Carr's a bit much for me all at once like that, but where I find him hilarious is as the host/emcee/babysitter on the Big Fat Quiz of the Year shows. I swear the bookings crew invite some of these people just to see Carr's blood pressure go up. They keep asking Wossy on, who argues semantics like the cheerful nerd that he is, and David Walliams, whose main goal in life is to force things to proceed in a sensible manner. Then they team Noel Fielding with either Russell Brand or Richard Ayoade, which means there's always at least one table that has absolutely no interest in engaging in any kind of linear discourse whatsoever.
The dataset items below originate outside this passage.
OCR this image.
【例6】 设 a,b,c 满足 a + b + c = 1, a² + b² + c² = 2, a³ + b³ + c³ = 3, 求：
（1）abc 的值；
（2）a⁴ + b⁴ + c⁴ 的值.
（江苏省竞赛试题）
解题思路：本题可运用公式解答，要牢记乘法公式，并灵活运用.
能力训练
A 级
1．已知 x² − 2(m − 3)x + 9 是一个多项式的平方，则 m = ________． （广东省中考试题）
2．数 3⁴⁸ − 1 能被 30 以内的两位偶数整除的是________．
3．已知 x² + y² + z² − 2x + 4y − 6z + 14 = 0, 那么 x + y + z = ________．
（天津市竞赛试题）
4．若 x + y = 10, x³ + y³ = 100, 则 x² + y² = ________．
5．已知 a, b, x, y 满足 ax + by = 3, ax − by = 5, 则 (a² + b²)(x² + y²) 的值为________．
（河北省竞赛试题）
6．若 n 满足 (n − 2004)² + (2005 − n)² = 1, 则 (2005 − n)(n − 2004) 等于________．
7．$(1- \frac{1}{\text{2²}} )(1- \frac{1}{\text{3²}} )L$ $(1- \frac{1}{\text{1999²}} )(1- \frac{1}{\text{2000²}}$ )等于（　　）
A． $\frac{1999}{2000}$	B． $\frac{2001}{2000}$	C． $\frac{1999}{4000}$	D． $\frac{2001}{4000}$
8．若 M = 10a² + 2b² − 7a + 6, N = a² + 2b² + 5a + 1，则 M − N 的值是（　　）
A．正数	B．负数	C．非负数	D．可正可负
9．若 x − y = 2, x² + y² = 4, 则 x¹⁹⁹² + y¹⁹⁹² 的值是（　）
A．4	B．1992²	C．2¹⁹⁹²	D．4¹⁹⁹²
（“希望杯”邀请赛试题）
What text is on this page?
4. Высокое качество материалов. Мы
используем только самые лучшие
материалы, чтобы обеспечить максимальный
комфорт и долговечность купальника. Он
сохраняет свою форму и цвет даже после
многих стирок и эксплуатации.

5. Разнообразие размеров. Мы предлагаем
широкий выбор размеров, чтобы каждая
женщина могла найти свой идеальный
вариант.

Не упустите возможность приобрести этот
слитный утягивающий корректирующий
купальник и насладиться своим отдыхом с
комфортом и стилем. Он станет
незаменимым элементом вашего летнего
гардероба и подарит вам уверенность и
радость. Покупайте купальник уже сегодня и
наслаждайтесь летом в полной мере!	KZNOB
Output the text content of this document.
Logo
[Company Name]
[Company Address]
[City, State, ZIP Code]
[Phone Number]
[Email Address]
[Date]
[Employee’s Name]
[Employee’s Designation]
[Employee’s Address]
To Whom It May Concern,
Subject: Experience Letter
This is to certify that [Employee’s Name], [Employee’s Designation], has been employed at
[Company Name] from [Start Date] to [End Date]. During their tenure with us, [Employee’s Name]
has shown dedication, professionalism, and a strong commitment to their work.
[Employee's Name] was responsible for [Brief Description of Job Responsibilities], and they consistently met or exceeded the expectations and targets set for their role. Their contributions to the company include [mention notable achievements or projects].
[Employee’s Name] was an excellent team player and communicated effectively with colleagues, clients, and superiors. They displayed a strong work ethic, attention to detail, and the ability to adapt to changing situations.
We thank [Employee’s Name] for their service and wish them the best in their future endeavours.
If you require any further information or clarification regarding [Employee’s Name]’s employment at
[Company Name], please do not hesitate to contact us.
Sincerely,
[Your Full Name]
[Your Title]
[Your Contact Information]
It's a bit like watching him mind a class full of gifted kids who have gotten into the liquor cabinet.

(Also, I think Sarah Millican has the cutest voice I've ever heard, even though I'm well aware that in the Big British Book of Inaccurate Comic Stereotypes, "Geordie" is the same thing as "country simpleton".)

Some of the material in these will be completely unfamiliar to US viewers, as for obvious reasons the quiz is very UK-centric. (It might help to know that a "page three girl" is a model whose picture, usually topless, is published on page 3 of The Sun, which is in theory a newspaper, and that Jordan/Katie Price is considered approximately equivalent to Pamela Anderson in terms of acres of boobage and general far-more-money-than-class redneckery.) There's a surprising amount of US political idiocy in there, though. One thing the comics are united on is that, by American standards, all of them would be considered extremely liberal -- they can't even manage to have a conversation about cats without getting close to a fist and/or food fight, but they're all absolutely unanimous in considering Dubya a brain-damaged Texas yokel.